GradientBoostingClassifier(criterion='friedman_mse', init=None,
              learning_rate=0.1, loss='deviance', max_depth=3,
              max_features=None, max_leaf_nodes=None,
              min_impurity_decrease=0.0, min_impurity_split=None,
              min_samples_leaf=1, min_samples_split=2,
              min_weight_fraction_leaf=0.0, n_estimators=100,
              presort='auto', random_state=None, subsample=1.0, verbose=0,
              warm_start=False)

In [30]:
# 10-fold cross validation
ars7 = cross_val_score(gbc, X, Y, scoring='adjusted_rand_score', cv=5)
print('Cross Validation Adjusted Rand Scores: {:.5f}(+/- {:.2f})'.format(ars7.mean(), ars7.std()*2))

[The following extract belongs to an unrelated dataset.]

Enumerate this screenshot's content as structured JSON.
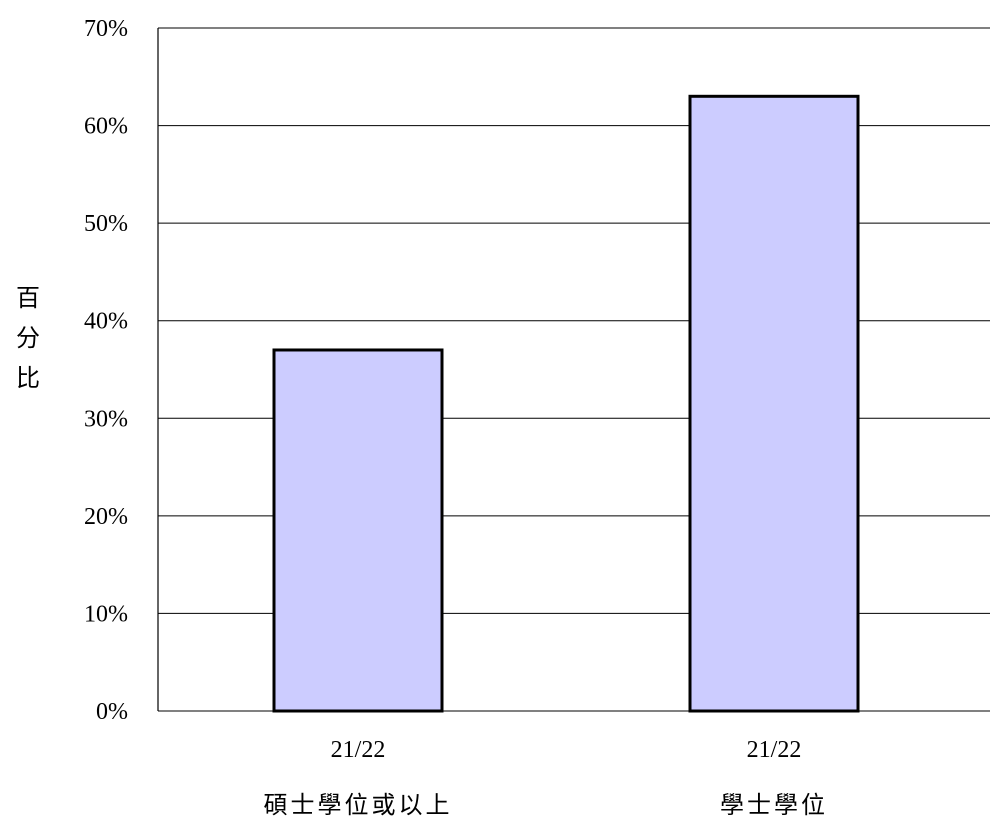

Cross Validation Adjusted Rand Scores: -0.00611(+/- 0.08)


The adjusted randomn score is not good, however, the variance is much better than the previous models.

Overall, the last MLP model did the best job, though it's not great. However, we can see that it did a much better job than the gradient boosted classifier.

I think these results are partially a consequence of not having enough relevant features. Due to this last fact, I created several dummy variables for multiple categorical features, with the aim to increase the results, which indeed I did.